Então eu percebi por que Albold tinha pedido por mim.
Eu me perguntei exatamente o que ele e Feyrith tinham dito a esses elfos. Tudo o que eu tinha compartilhado com eles sobre a conversa de Virion e Windsom? Isso parecia imprudente, mas, então, eu não tinha certeza do que esperava que eles fizessem com a informação. Pelo jeito que as pessoas estavam me olhando, porém, devia ser isso.
Eu me peguei desejando que eles pelo menos não tivessem mencionado onde conseguiram suas informações…
Não que eu estivesse com medo. Sentada nas costas de Boo, com a mão da minha mãe enrolada confortavelmente em minha panturrilha, eu tinha a mesma sensação calorosa que tinha quando criança, quando Art adormecia ao meu lado enquanto me colocava na cama. Como se eu estivesse protegida.
Mas eu não pude evitar de sentir que toda essa infelicidade e frustração que eu via ao meu redor era minha culpa.

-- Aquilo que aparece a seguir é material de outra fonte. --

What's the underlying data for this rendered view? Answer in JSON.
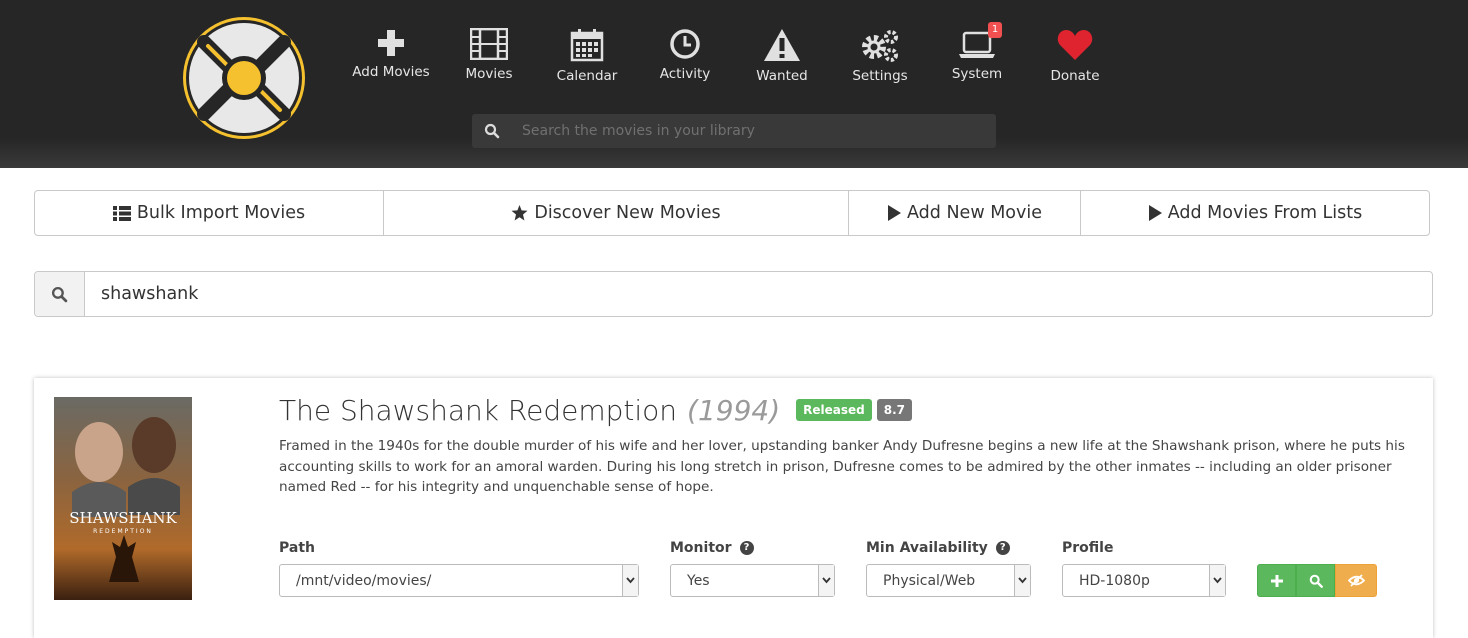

Já fazia umas duas semanas desde que eu contei a Albold e Feyrith sobre as mentiras de Virion e Windsom. Rinia me avisou para ficar fora disso, mas eu ainda achava que eles mereciam saber. Eu sabia muito bem como era ser enganada, ter coisas escondidas de mim para me “proteger”. Mamãe e Papai sempre estavam escondendo coisas sobre Arthur de mim. Mesmo quando os Lanças o levaram, eles deram todo tipo de desculpa para que eu não me preocupasse.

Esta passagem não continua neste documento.